“Sono Baryali e il mio viaggio per raggiungere l’Europa è durato 8 anni, 5000 km a piedi per l’esattezza. Sono partito da solo, non avevo niente e nessuno con me, mi sono fatto strada tra le montagne e ho affrontato i trafficanti, il mare, la burocrazia e i momenti di sconforto. Ho lasciato famiglia, amici e lavoro a 17 anni, ed ho fatto un salto nel buio verso un futuro incerto, ma lontano dalla guerra e dall’Afghanistan.
Una volta in Italia, per un pò ho dormito in strada, almeno fino a quando non ho trovato un centro che mi ospitasse e, dopo aver iniziato a lavorare, ho affittato una stanza. Lavoravo e le cose iniziavano a funzionare, ma restava sempre il sogno di studiare.
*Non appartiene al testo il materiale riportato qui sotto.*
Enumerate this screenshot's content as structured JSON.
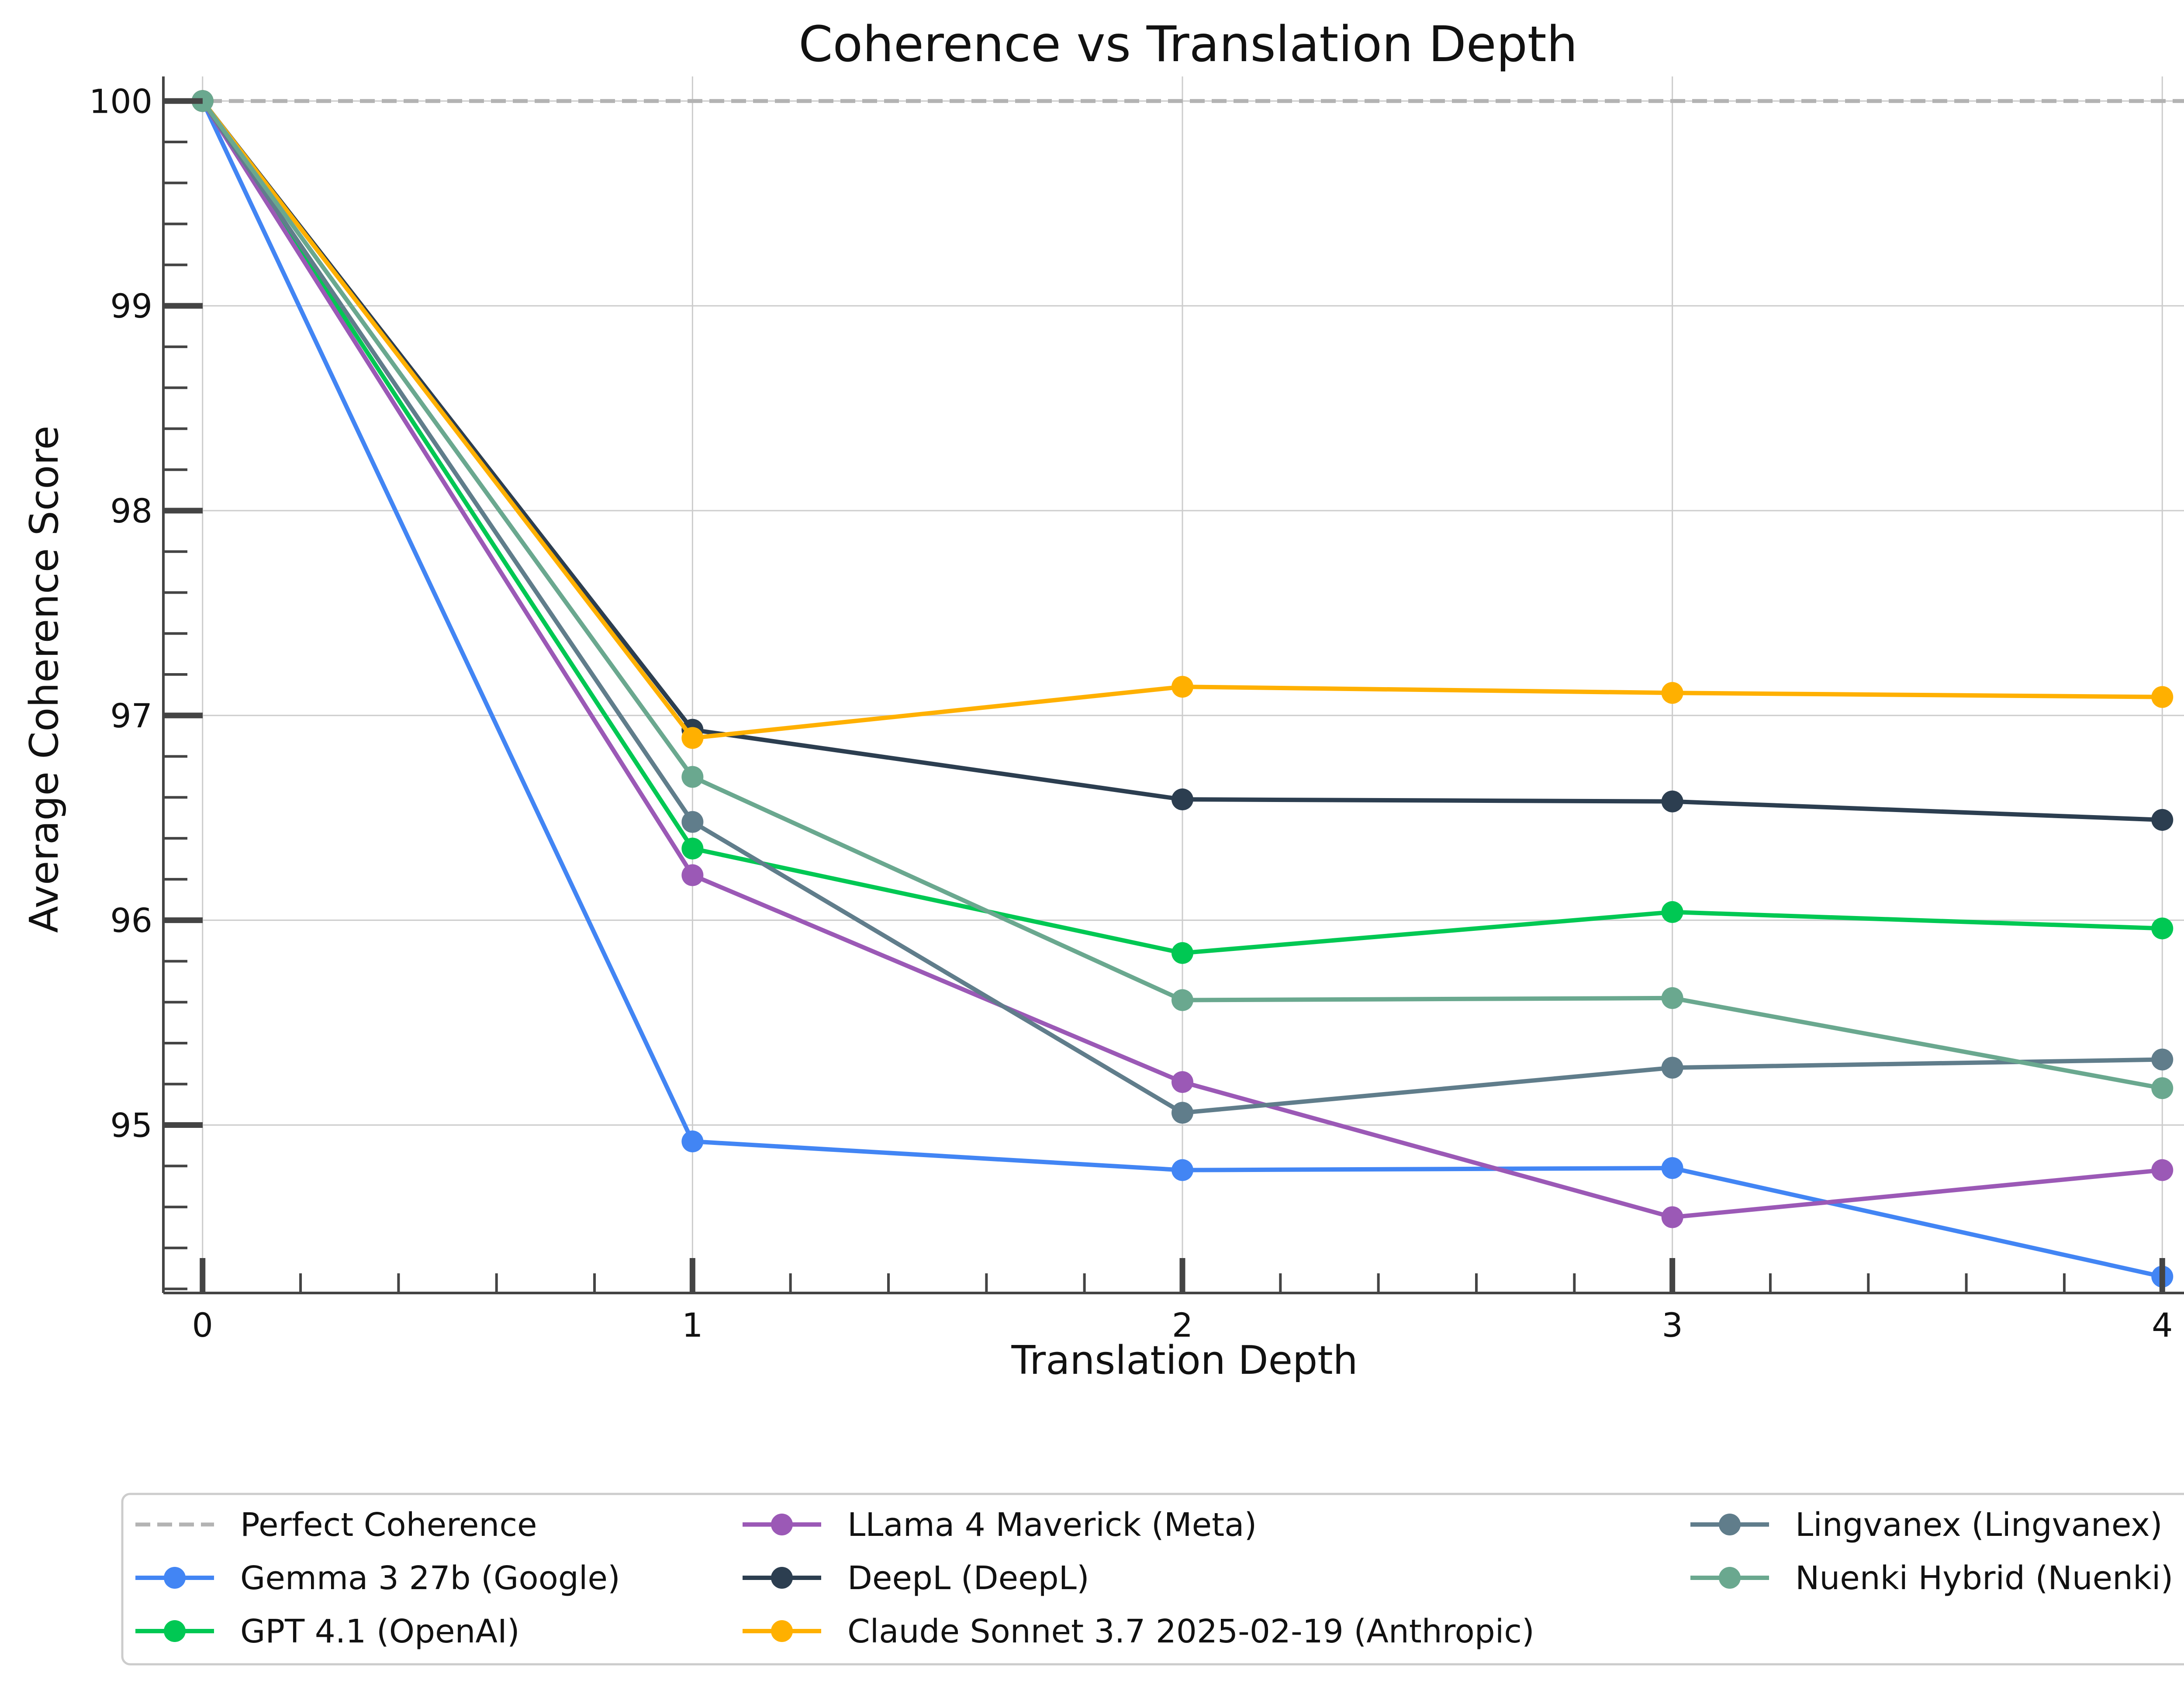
{
  "chart_data": {
    "type": "line",
    "title": "Coherence vs Translation Depth",
    "xlabel": "Translation Depth",
    "ylabel": "Average Coherence Score",
    "x": [
      0,
      1,
      2,
      3,
      4
    ],
    "x_tick_labels": [
      "0",
      "1",
      "2",
      "3",
      "4"
    ],
    "y_tick_labels": [
      "95",
      "96",
      "97",
      "98",
      "99",
      "100"
    ],
    "y_ticks": [
      95,
      96,
      97,
      98,
      99,
      100
    ],
    "xlim": [
      -0.08,
      4.08
    ],
    "ylim": [
      94.18,
      100.12
    ],
    "grid": true,
    "legend_position": "bottom-center",
    "reference_line": {
      "name": "Perfect Coherence",
      "value": 100,
      "color": "#b3b3b3",
      "style": "dashed"
    },
    "series": [
      {
        "name": "Gemma 3 27b (Google)",
        "color": "#4285f4",
        "values": [
          100,
          94.92,
          94.78,
          94.79,
          94.26
        ]
      },
      {
        "name": "GPT 4.1 (OpenAI)",
        "color": "#00c853",
        "values": [
          100,
          96.35,
          95.84,
          96.04,
          95.96
        ]
      },
      {
        "name": "LLama 4 Maverick (Meta)",
        "color": "#9b59b6",
        "values": [
          100,
          96.22,
          95.21,
          94.55,
          94.78
        ]
      },
      {
        "name": "DeepL (DeepL)",
        "color": "#2c3e50",
        "values": [
          100,
          96.93,
          96.59,
          96.58,
          96.49
        ]
      },
      {
        "name": "Claude Sonnet 3.7 2025-02-19 (Anthropic)",
        "color": "#ffb000",
        "values": [
          100,
          96.89,
          97.14,
          97.11,
          97.09
        ]
      },
      {
        "name": "Lingvanex (Lingvanex)",
        "color": "#607d8b",
        "values": [
          100,
          96.48,
          95.06,
          95.28,
          95.32
        ]
      },
      {
        "name": "Nuenki Hybrid (Nuenki)",
        "color": "#6aa88f",
        "values": [
          100,
          96.7,
          95.61,
          95.62,
          95.18
        ]
      }
    ],
    "legend_columns": [
      [
        "Perfect Coherence",
        "Gemma 3 27b (Google)",
        "GPT 4.1 (OpenAI)"
      ],
      [
        "LLama 4 Maverick (Meta)",
        "DeepL (DeepL)",
        "Claude Sonnet 3.7 2025-02-19 (Anthropic)"
      ],
      [
        "Lingvanex (Lingvanex)",
        "Nuenki Hybrid (Nuenki)"
      ]
    ]
  }
}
Vedi, non ho mai visto lo studio come un dovere, perchè fin da piccolo sono stato abituato al lavoro, ma volevo farlo e ho fatto del mio meglio perchè accadesse. Adesso posso finalmente dire che sarò il primo laureato della mia famiglia!
Grazie ad una borsa di studio privata sto frequentando l’Università, studio scienze politiche. Dopo vari tentativi e difficoltà burocratiche per il riconoscimento di un titolo, un giorno sono entrato nell’ufficio del preside di un Università privata qui a Roma dicendo: “voglio essere te, dammi un’opportunità e lasciami studiare”.
È così che raggiungi i tuoi obiettivi, mettendoti in prima linea, esponendoti sempre, chiedendo apertamente quello che vuoi.
L’integrazione per me è difficile, ma non impossibile, ci fanno credere sia un percorso pieno di ostacoli, ma hai mai pensato quanto poco possa significare per una persona che ha attraversato l’Africa a piedi? L’integrazione è l’ultimo step dopo anni di stanchezza, lotte (e molto probabilmente violenze). È lo 0,5% dell’intero processo migratorio. Per avere integrazione basta buona volontà e buona predisposizione da entrambi: non solo da parte del migrante, ma sopratutto da parte della società che lo ospita.
Penso sempre che facendo del bene, non potrai che ricevere del bene.
Noi giovani oggi siamo molto connessi e sicuramente abbiamo maggiore accesso alle informazioni rispetto ai nostri genitori: sono loro che avrebbero davvero bisogno di essere istruiti alle opportunità offerte dalla diversità e dal multiculturalismo. Rimandare a casa tutti è una sciocchezza, l’unica strada da percorrere e quella dell’accettazione e della reciproca comprensione”.